Malicious known losses are those that are carried out with the intention of depriving an organisation of goods, services, cash, and ultimately profit. Non malicious known losses occur within and between organisations that cause loss unintentionally. It is important to know if a loss was intentional or unintentional in order to address such losses and ultimately find a solution.
Store: Losses that occur in the physical buildings owned or rented by a retailer where customers purchase goods. Also, E-commerce activities may be take place here for instance shipping of inventory, customer pickups and product returns.
Retail Supply Chain: Losses that occur across the entire supply chain process (manufacture, transportation and storage)
E-Commerce: Losses related to the provision of goods and services provided through the retailer’s e-commerce, internet based store.
Corporate: Losses which are related to the broader activities of the business.

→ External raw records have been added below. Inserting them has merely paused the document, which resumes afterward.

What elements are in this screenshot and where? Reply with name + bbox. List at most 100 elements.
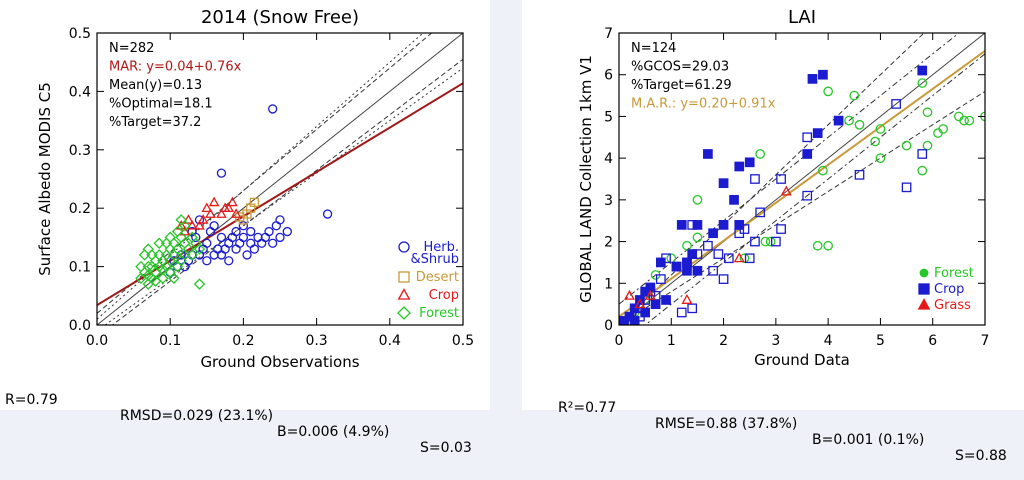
data-point (818, 165, 828, 176)
x-tick-label: 3 (771, 333, 780, 349)
x-tick-label: 2 (719, 333, 728, 349)
data-point (231, 226, 241, 237)
stat-rmse: RMSE=0.88 (37.8%) (655, 416, 798, 432)
data-point (802, 132, 813, 143)
data-point (760, 236, 771, 247)
data-point (197, 214, 209, 224)
legend-label: Forest (419, 306, 459, 321)
data-point (275, 232, 285, 243)
legend-marker (397, 306, 411, 320)
data-point (733, 252, 745, 263)
legend-label: Crop (429, 288, 459, 303)
data-point (640, 295, 650, 305)
chart-title: LAI (788, 7, 816, 28)
data-point (157, 272, 169, 284)
data-point (771, 236, 781, 247)
data-point (138, 249, 151, 261)
legend-label: Grass (934, 298, 971, 313)
x-tick-label: 4 (824, 333, 833, 349)
data-point (216, 168, 227, 178)
data-point (194, 219, 205, 230)
data-point (682, 257, 692, 268)
data-point (687, 220, 698, 230)
data-point (655, 274, 666, 284)
data-point (275, 215, 285, 225)
data-point (235, 238, 245, 248)
y-tick-label: 0.3 (69, 143, 91, 159)
data-point (268, 238, 278, 248)
data-point (216, 232, 227, 243)
chart-title: 2014 (Snow Free) (201, 7, 359, 28)
y-tick-label: 0.4 (69, 84, 91, 100)
data-point (708, 228, 718, 239)
data-point (171, 225, 184, 238)
x-tick-label: 0.3 (305, 333, 327, 349)
regression-fit-line (619, 50, 985, 318)
uncertainty-upper-line (97, 33, 424, 320)
data-point (891, 99, 901, 109)
y-tick-label: 0.2 (69, 201, 91, 217)
uncertainty-lower-line (111, 58, 463, 325)
data-point (142, 278, 154, 290)
data-point (734, 228, 745, 239)
one-to-one-line (619, 33, 985, 325)
data-point (692, 249, 703, 259)
albedo-scatter-chart: 2014 (Snow Free) Surface Albedo MODIS C5… (36, 7, 474, 371)
legend-marker (918, 283, 930, 295)
legend-marker (917, 298, 931, 310)
data-point (629, 303, 640, 314)
data-point (238, 232, 249, 243)
y-tick-label: 0.5 (69, 26, 91, 42)
annotation-text: N=282 (109, 41, 154, 56)
data-point (238, 221, 249, 231)
data-point (823, 86, 833, 97)
data-point (179, 220, 191, 232)
data-point (723, 253, 734, 264)
regression-fit-line (97, 82, 463, 306)
data-point (671, 261, 682, 272)
legend-label: Herb. (423, 240, 459, 255)
data-point (619, 315, 630, 325)
data-point (227, 196, 238, 207)
data-point (322, 209, 333, 219)
data-point (718, 178, 729, 189)
data-point (870, 136, 881, 147)
x-tick-label: 0 (615, 333, 624, 349)
uncertainty-lower-line (619, 90, 985, 325)
uncertainty-lower-line (104, 67, 463, 325)
data-point (849, 90, 860, 101)
x-tick-label: 6 (928, 333, 937, 349)
data-point (224, 256, 234, 266)
data-point (687, 249, 698, 259)
data-point (812, 240, 823, 251)
data-point (959, 115, 969, 126)
data-point (713, 249, 724, 259)
data-point (142, 243, 154, 255)
y-axis-label: GLOBAL LAND Collection 1km V1 (577, 55, 595, 303)
data-point (135, 260, 147, 273)
stat-s: S=0.03 (420, 440, 472, 456)
data-point (635, 311, 645, 322)
data-point (692, 220, 703, 230)
stat-rmsd: RMSD=0.029 (23.1%) (120, 408, 274, 424)
data-point (146, 249, 158, 261)
annotation-text: MAR: y=0.04+0.76x (109, 60, 242, 75)
lai-scatter-chart: LAI GLOBAL LAND Collection 1km V1 Ground… (577, 7, 990, 369)
data-point (216, 208, 227, 218)
data-point (191, 232, 201, 243)
data-point (201, 202, 213, 213)
y-tick-label: 0.1 (69, 260, 91, 276)
data-point (692, 265, 703, 276)
data-point (917, 149, 928, 159)
stat-r2: R²=0.77 (558, 400, 617, 416)
data-point (802, 149, 813, 159)
data-point (194, 250, 205, 260)
legend-marker (397, 288, 411, 300)
y-tick-label: 6 (604, 68, 613, 84)
uncertainty-lower-line (644, 53, 985, 325)
x-axis-label: Ground Observations (200, 353, 359, 371)
data-point (271, 221, 281, 231)
stat-bias: B=0.006 (4.9%) (277, 424, 390, 440)
x-tick-label: 7 (981, 333, 990, 349)
data-point (246, 238, 256, 248)
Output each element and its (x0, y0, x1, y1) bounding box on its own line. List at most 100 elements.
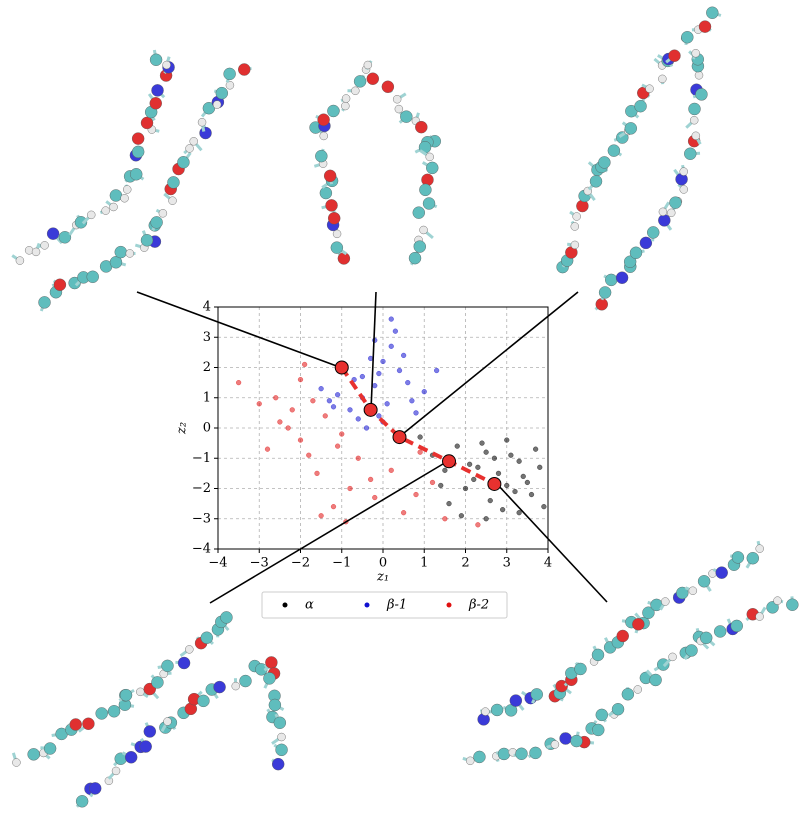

The Typology is designed to enable the ‘value’ of retail losses to be calculated and not necessarily the number of events / the Typology is recording the value of retail losses and not their prevalence. Click here to view the Typology.
Beck’s Total Retail Loss report concludes with recommendations for loss prevention professionals.
After identifying all forms of loss, Beck advises the business to review how their resources are currently being allocated and whether they might allocate their resources differently.
The overall goal, according to Beck, is for your business to achieve a level of loss that optimises the profitability of your business. Loss prevention professionals could seize the opportunity to take on new challenges that more effectively use their established skill set.
Beck sees the future of loss prevention teams as “drivers of a Total Retail Loss Group.” This would involve mobilising data on losses across the business, using problem solving skills to aid the business in selling more by more effectively managing losses, and coaching and mentoring other retail functions on effective Total Retail Loss tactics. It is in this way that Beck predicts loss prevention professionals can remain a crucial, responsive, and highly valued function in today’s dynamic retail environment.
By taking a ‘big’ picture view of loss across the entire retail environment, Adrian Beck’s Total Retail Loss model offers a useful tool for loss prevention teams to better understand how loss impacts profitability and how resources might be more effectively allocated.